Julie Darty Dennis told her team in the spring not to go inside the locker room.
There was construction going on in there, Mississippi State’s head coach said, and she was worried her players might get hurt.
It wasn’t until early August that the Bulldogs found out the real reason the locker room was off limits. The team let out a collective shriek upon seeing its brand new clubhouse for the first time, complete with photos and name plates above each player’s locker.
“It’s absolutely unbelievable. We’re very lucky to have such a great space for just our team,” fifth-year senior outside hitter Karli Schmidt said. “Julie was very nonchalant about it, trying to keep it under wraps. It was just a really great surprise to start our preseason with a brand new locker room, because we all had no idea this was going to happen.”
But facilities, of course, don’t win games or championships. Players do, and while MSU’s players might have more of an incentive to spend time together now, the Bulldogs have an uphill climb to contention in an already-tough Southeastern Conference that just got tougher with the additions of Oklahoma and two-time defending national champion Texas.
MSU has a trio of returning fifth-year frontline players in Schmidt, Rebecca Walk and Amina Shackelford. Schmidt struggled to carve a role for herself in three years at Kansas, but in her first season in Starkville last fall, she led the Bulldogs with 301 kills and 3.34 points per set, and said it was an easy decision to come back for her final year of eligibility.
“This team makes it really easy. I always feel so supported here,” Schmidt said. “It’s easy for me to feel confident out there on the floor. I just find a lot of joy in competing at this point. With this transition, I still have a chip on my shoulder. I still have a lot of goals, and I’m really excited to see how I can do that with this team going forward through this season.”
Shackelford and Walk were also reliable offensive options for the Bulldogs, but their second-leading attacker, Sophie Agee, transferred to Alabama. So Darty Dennis brought in five new faces in the transfer portal herself, including junior Arianna Beckham (Florida Atlantic) and fifth-year senior Kailin Newsome (Southeastern Louisiana) — both of whom led their respective teams in kills in 2023.
MSU also added Mele Corral-Blagojevich after her freshman year at Oklahoma, grad transfer Kennedy Davis from Tennessee State and Cecilia Harness from North Texas. Harness started 30 of the Mean Green’s 33 games last year as the setter and may have the inside track to start for the Bulldogs, considering Emily Oerther and Alexa Fortin Goede have both exhausted their eligibility.
Darty Dennis said she is also excited about freshman Cayley Hanson at setter, and sophomore Mary Neal has also impressed Darty Dennis in the preseason and is likely the starting libero.
“The biggest priorities were just building and putting together a roster,” Darty Dennis said. “We had eight players in the spring, so we had a really small group, but it allowed us to really put a huge amount of work in with that group. Each of them individually got a ton better.”

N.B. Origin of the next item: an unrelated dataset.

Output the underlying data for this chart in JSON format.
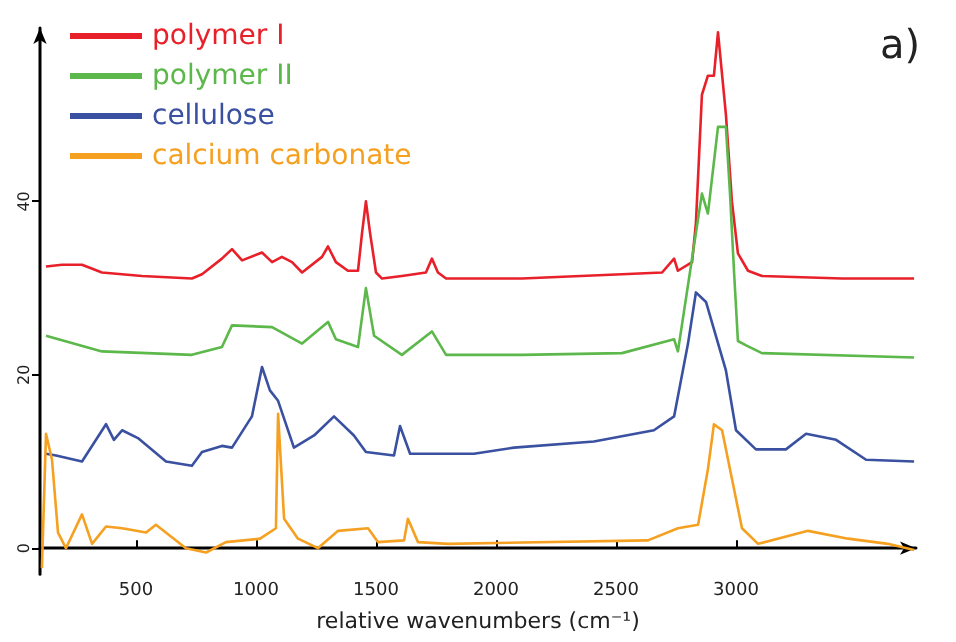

MSU is coming off a ninth-place finish in the SEC, going 13-15 overall and 6-12 in conference play. The Bulldogs upset a ranked Florida team at home, but lost five of their first six conference matches and had a late-season stretch of four consecutive three-set defeats. The SEC sent eight teams to the 2023 NCAA Tournament, and that does not include the national champion Longhorns, who came over from the Big 12 this summer.
Darty Dennis is scheduling a lighter non-conference slate, with just nine matches instead of the maximum 12, but MSU still has some big opportunities early. After an exhibition match Saturday at Memphis, the Bulldogs open the season at Samford and Alabama-Birmingham, then host Michigan on Sept. 6 and Notre Dame on Sept. 8 in the StarkVegas Classic.
“I didn’t want to give them a break. I want them to be seasoned and ready, and we wanted to get battle-tested before we open (conference play),” Darty Dennis said. “I’ve got some older bodies and we’re going to try and get some really quality matches in there. We’re excited. It’s a great schedule.”
Following the first two home games, MSU will battle Tulane, Louisiana-Monroe and Grambling State in New Orleans, then returns home for two matches against Southern Miss before opening SEC play on Sept. 27 at South Carolina. Highlights of the home SEC schedule include a rivalry matchup with Ole Miss on Oct. 23 and a visit from the reigning champs on Nov. 6.
“We’re obviously looking forward to having the national champions in our gym in Starkville and bringing some more people into our gym, whether they’re there to see us or Texas,” Walk said. “Anyone can win on any given night in the SEC, and that’s shown the past couple years, just how tough our conference has gotten. We’re really excited to have so many opportunities to beat really good teams and play a tough schedule night in and night out.”